Dolayısıyla kimilerinin iddia ettiği gibi kötü olan din değildir, insanların yanlış algılaması ve yaşam anlayışından kaynaklanır. Çünkü din manevi anlamda her çağa, insanoğluna hitap eder ve getirdiği esaslar, insanların manevi ihtiyaçlarına cevap verir.
Insanoğlunu doğruya, iyiye, zahir ve batın saadetine yöneltmek için yüce Allahın peygamberler aracılığıyla dini esasları bildiren ve tek Tanrı inancına dayanan, Allahın birligine inanıp, iman ederek Allaha teslim olmaktır yani Allahın ilahi emirlerini yerine getirmek, ona bağlı kalmaktır.
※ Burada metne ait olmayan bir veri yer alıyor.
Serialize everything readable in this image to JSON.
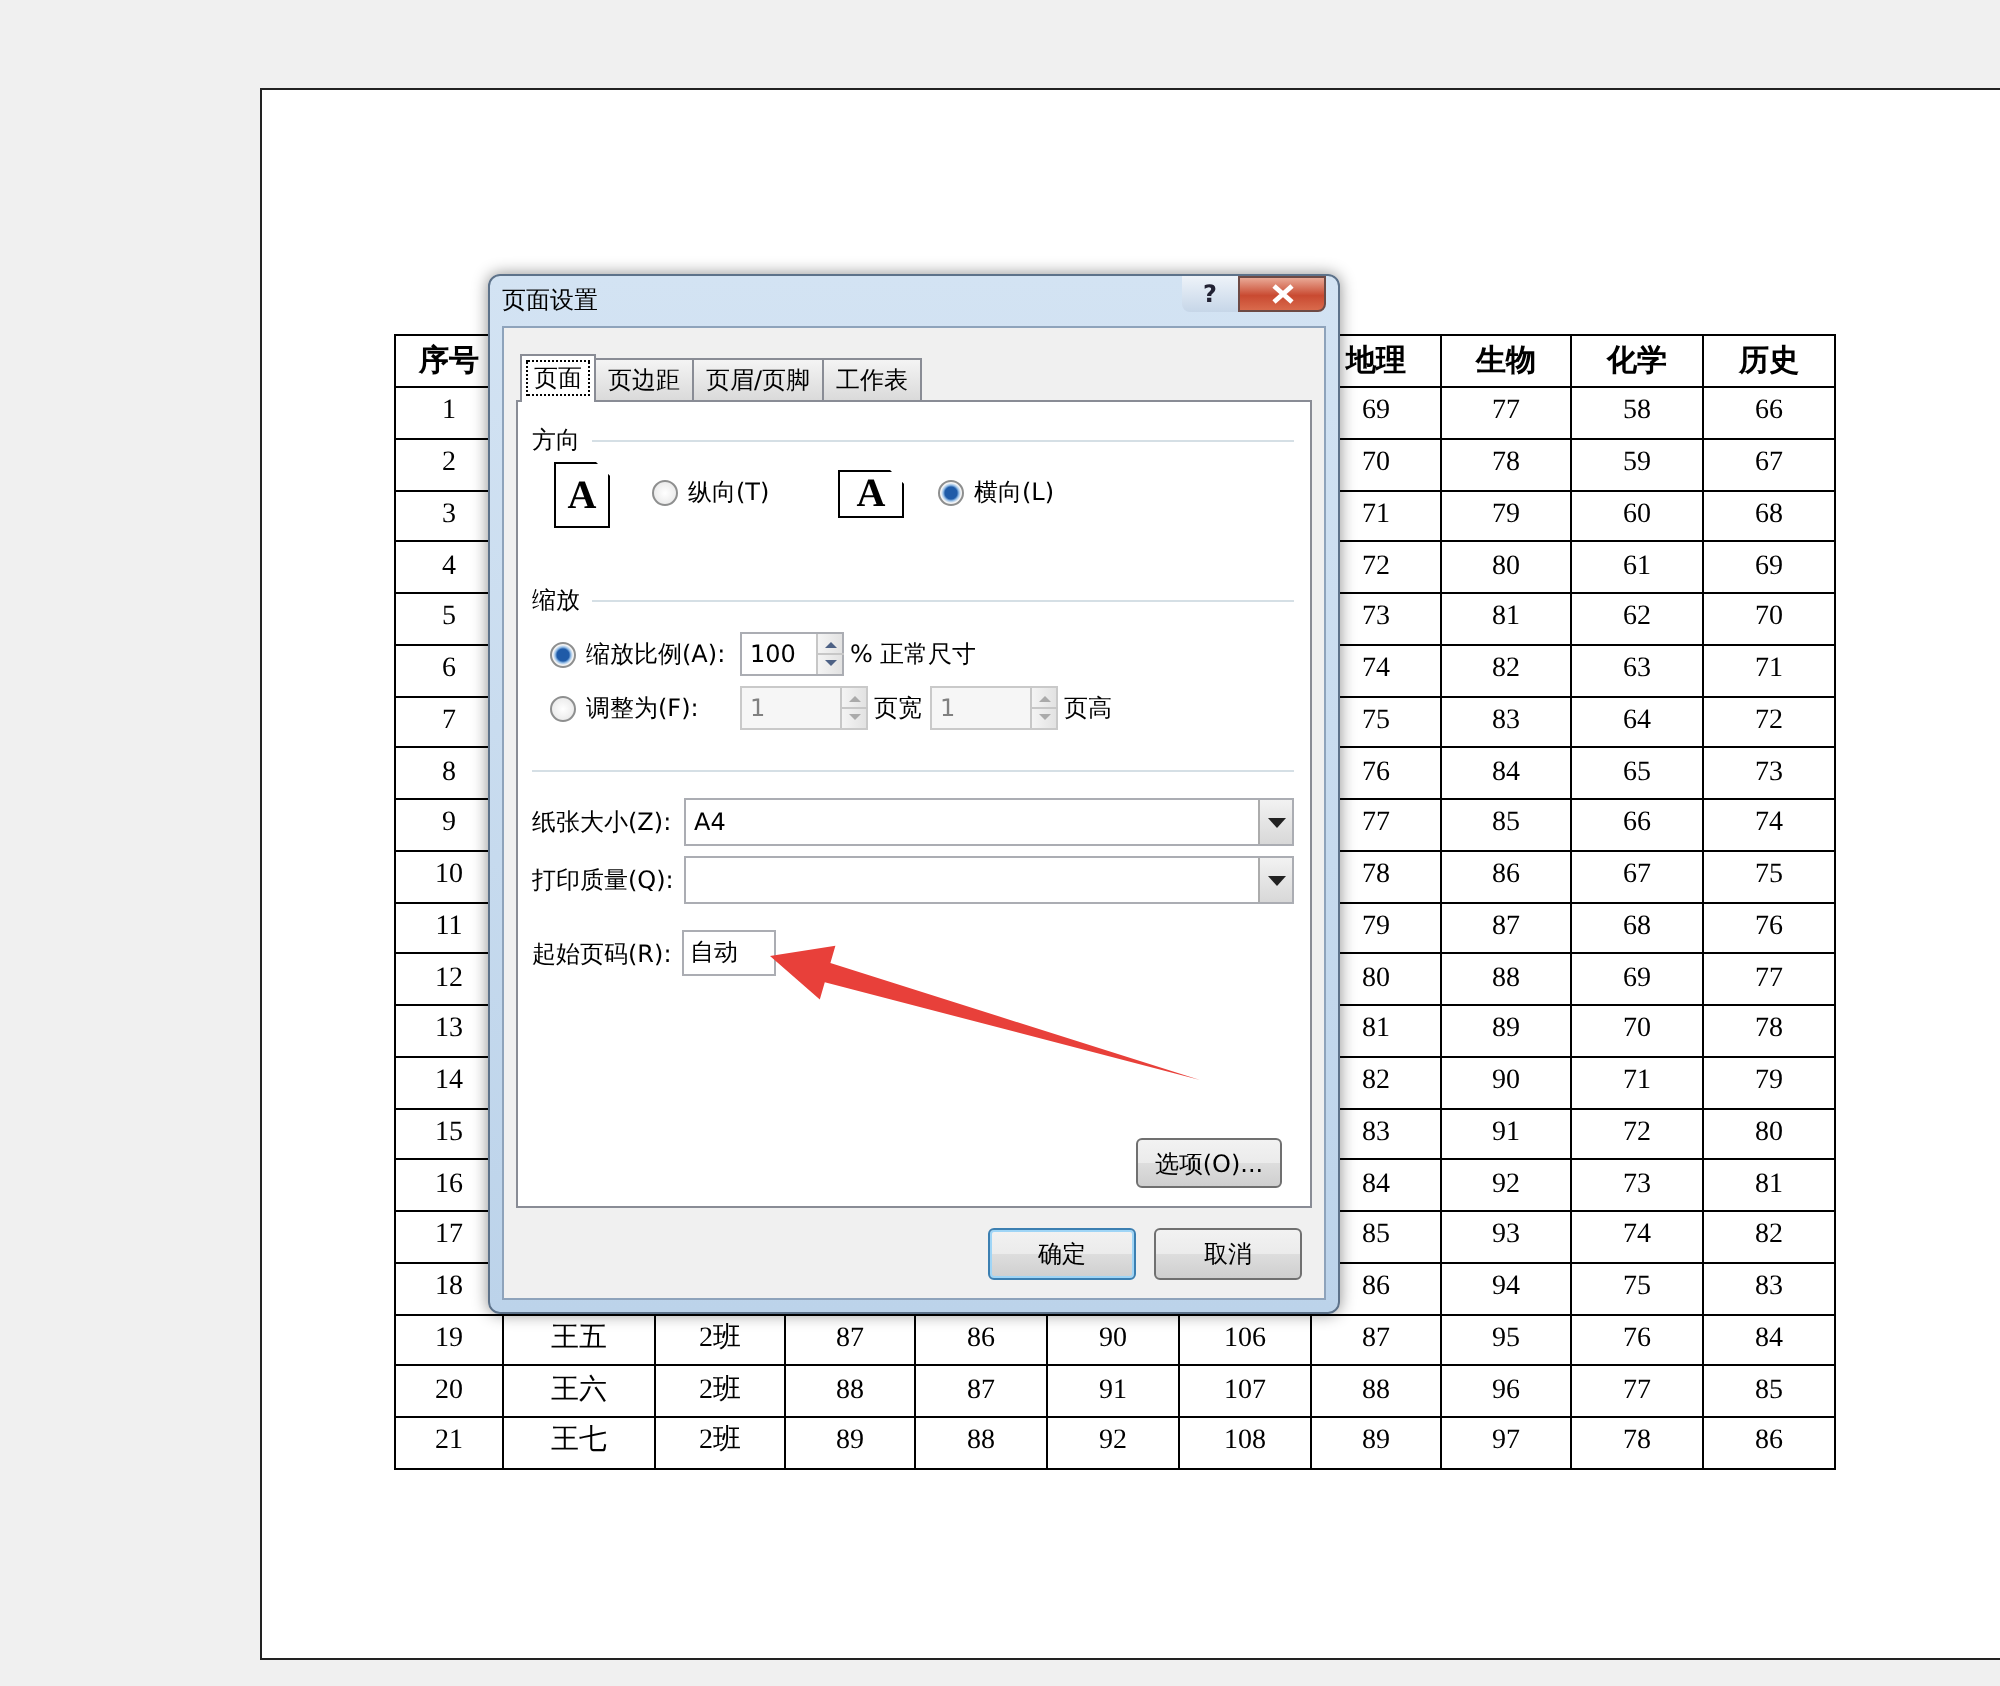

Sonuçta sorun, çoğu insanların yaşadıkları dinin ilmihalini bilmediklerinden ötürü senin dinin benim denim diye ayrışmalar veya ötekileştirmeler ortaya çıkmıştır. Oysa din, birtanedir. Çünkü Dört Resul peygamber ve onlara bağışlanmış dört kitabın dördü de hak olduğu gibi birbirini tamamlamışlardır.
Zahiri alemden örneklersek
Ilkokul, Ortaokul, Lise ve Üniversite konumuna baktığımızda bu dört okul, öz itibariyle birbirine zıt okullar değildir. Çünkü Ilkokula gitmeden, Ortaokula geçilmez, Ortaokula geçmeden Liseye geçilmez ve Liseye geçmeden Üniversiteye geçilmez. Demek ki bu dört okul, birbirini tamamlamaktadır.
Diğer bir deyimle insanların akıl boyutunda kemalete erişmesi için, Dört Kapı Kırk Makam mertebeleri olduğu gibi, madde aleminde yaşam mertebeleri de vardır. Alevi deyimiyle, yol bir sürek binbirdir.
Sonuç itibariyle din bir mezhebin, bir grubun veya bir cemaatin taraftarı olmak değil, akıl ve mantık gereği bir duruşa sahip olmaktır.